Galates

Galates 4:19-31

19 Mes enfants, [j'endure] de nouveau les douleurs de l'accouchement jusqu'à ce que Christ soit formé en vous.

20 Et je voudrais être maintenant auprès de vous et changer de langage, car je suis perplexe à votre sujet.

Agar et Sara, symboles de deux alliances

21 Dites-moi, vous qui voulez être sous [la] Loi, n'écoutez-vous pas la Loi ?

22 Car il est écrit qu'Abraham a eu deux fils, l'un de la servante et l'autre de la femme libre1.
1 voir Gen. 16 et 21.

23 Mais celui de la servante est né selon la chair et celui de la femme libre [est né] par [l'effet de] la promesse.

24 Ces choses doivent être prises dans un sens allégorique, car ce sont deux alliances. L'une, celle du mont Sinaï, engendre pour l'esclavage, [et] c'est Agar.

25 Et « Agar » est le mont Sinaï en Arabie et correspond à la Jérusalem de maintenant, car elle est dans l'esclavage avec ses enfants.

26 Mais la Jérusalem d'en haut est [la femme] libre, laquelle est notre mère.

27 Car il est écrit : « Réjouis-toi, stérile qui n'as pas donné naissance ! Éclate [de joie] et pousse des cris, toi qui n'as pas connu les douleurs de l'accouchement ! Car les enfants de celle qui est délaissée sont plus nombreux que [les enfants] de celle qui a un mari. »1
1 Ésaïe 54:1.

28 Or vous, frères, comme Isaac, vous êtes enfants de la promesse.
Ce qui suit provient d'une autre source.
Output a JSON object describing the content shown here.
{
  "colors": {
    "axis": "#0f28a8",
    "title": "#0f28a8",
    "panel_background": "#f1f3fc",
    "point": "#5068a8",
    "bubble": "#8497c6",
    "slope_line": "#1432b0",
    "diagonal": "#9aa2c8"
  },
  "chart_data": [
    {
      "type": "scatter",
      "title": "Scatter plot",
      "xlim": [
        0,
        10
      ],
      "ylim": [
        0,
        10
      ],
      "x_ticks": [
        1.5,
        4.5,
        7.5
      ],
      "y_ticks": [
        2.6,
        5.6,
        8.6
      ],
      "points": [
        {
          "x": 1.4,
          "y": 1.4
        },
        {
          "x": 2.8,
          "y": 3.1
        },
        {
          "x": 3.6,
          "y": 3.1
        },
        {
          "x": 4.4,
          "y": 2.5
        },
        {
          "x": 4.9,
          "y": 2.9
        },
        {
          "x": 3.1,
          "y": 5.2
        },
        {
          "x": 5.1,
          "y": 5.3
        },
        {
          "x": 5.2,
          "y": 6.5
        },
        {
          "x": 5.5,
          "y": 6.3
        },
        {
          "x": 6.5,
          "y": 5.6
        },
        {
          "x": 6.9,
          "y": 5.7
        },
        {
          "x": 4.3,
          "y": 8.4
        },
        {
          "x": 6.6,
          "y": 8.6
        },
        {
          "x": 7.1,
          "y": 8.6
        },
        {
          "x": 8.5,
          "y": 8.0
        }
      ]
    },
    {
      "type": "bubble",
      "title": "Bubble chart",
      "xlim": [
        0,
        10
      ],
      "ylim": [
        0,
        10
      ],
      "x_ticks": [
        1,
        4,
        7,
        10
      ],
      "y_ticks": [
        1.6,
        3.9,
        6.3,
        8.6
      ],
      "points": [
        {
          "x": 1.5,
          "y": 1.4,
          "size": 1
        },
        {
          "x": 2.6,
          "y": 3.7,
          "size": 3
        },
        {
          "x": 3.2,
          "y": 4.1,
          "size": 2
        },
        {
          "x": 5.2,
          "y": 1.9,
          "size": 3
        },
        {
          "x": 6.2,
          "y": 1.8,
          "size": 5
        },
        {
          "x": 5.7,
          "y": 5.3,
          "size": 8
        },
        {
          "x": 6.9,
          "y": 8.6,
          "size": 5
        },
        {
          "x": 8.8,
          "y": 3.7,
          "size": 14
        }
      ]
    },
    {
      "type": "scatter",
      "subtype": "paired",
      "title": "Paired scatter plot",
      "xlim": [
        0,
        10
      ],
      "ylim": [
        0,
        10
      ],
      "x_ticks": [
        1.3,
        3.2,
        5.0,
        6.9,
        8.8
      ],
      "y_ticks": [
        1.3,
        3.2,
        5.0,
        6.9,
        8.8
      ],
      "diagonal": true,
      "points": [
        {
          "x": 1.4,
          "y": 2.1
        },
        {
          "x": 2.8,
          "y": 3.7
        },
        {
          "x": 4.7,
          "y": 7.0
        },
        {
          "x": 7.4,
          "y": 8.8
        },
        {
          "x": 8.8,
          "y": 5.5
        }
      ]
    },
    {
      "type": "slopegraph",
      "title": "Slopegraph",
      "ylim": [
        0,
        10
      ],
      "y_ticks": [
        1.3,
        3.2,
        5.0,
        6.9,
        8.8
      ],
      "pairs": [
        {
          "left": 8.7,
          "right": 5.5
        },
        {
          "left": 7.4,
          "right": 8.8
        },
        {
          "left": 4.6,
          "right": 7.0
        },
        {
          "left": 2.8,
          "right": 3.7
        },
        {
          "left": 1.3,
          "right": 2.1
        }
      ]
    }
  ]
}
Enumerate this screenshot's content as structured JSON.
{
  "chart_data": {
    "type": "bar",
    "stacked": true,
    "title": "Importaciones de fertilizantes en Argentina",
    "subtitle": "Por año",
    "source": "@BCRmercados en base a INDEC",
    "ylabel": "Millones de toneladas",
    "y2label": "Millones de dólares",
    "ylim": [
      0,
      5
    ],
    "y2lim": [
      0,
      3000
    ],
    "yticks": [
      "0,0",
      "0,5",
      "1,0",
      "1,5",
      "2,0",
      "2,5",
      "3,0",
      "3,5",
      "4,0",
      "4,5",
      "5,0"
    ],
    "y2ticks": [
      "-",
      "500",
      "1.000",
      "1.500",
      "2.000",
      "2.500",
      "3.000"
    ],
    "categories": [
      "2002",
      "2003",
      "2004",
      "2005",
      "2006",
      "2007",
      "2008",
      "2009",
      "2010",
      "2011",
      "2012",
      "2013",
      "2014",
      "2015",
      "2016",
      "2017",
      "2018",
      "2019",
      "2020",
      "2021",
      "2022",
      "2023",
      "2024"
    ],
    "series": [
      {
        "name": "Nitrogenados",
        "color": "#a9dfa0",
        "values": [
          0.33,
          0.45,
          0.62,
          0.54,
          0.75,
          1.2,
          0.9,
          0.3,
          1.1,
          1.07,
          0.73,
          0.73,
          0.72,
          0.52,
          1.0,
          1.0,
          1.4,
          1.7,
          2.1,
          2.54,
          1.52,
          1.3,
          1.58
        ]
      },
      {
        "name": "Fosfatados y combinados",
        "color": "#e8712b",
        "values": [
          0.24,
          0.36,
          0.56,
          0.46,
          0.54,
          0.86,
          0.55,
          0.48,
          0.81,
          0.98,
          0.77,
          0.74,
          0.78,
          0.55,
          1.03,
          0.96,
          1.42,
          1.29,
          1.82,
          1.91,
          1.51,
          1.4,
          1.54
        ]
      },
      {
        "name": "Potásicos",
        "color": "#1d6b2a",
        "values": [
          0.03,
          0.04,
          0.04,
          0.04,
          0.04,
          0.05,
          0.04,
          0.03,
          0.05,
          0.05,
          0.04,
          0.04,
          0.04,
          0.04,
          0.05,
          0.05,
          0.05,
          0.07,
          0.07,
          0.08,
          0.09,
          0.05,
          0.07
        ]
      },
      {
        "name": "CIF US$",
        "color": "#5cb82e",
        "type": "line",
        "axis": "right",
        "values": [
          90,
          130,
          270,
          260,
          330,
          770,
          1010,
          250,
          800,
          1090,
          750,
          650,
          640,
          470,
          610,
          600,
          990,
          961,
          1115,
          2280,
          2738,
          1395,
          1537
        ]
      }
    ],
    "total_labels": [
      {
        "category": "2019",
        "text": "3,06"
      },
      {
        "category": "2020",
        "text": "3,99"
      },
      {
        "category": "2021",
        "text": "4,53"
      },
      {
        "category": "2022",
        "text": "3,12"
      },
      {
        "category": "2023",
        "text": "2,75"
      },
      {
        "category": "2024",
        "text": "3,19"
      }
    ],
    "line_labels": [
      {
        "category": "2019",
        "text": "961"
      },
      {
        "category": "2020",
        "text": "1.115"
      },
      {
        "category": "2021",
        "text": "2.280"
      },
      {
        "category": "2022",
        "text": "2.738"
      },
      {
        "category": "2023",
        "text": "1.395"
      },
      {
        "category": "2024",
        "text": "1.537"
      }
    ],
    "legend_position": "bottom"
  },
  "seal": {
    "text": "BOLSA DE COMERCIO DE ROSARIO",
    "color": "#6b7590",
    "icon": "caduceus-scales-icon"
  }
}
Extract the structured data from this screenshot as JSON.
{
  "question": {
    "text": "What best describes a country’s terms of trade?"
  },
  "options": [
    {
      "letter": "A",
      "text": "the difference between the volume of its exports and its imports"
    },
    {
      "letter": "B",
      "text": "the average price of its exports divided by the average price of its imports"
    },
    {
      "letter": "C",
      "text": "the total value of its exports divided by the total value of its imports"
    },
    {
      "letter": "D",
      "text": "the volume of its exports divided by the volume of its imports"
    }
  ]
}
29 Mais, de même qu'autrefois celui qui était né selon la chair persécutait celui qui [était né] selon l'Esprit, [il en est] de même aussi maintenant.

30 Mais que dit l'Écriture ? « Chasse la servante et son fils, car le fils de la servante n'héritera certainement pas avec le fils de la femme libre. »1
1 Gen. 21:10.

31 C'est pourquoi, frères, nous ne sommes pas enfants de [la] servante, mais [enfants] de la femme libre.

L'apôtre est plein d'angoisse et de perplexité. Son patient travail est-il anéanti (v. 11 gl 4.8-11)? Il se voit contraint de reprendre avec les Galates les premiers rudiments de l'évangile. Profitons-en pour les réapprendre avec eux. Car si Paul déplore de ne pas pouvoir enseigner de vive voix ses enfants spirituels (v. 20), nous en comprenons le motif: Dieu voulait nous donner cette lettre.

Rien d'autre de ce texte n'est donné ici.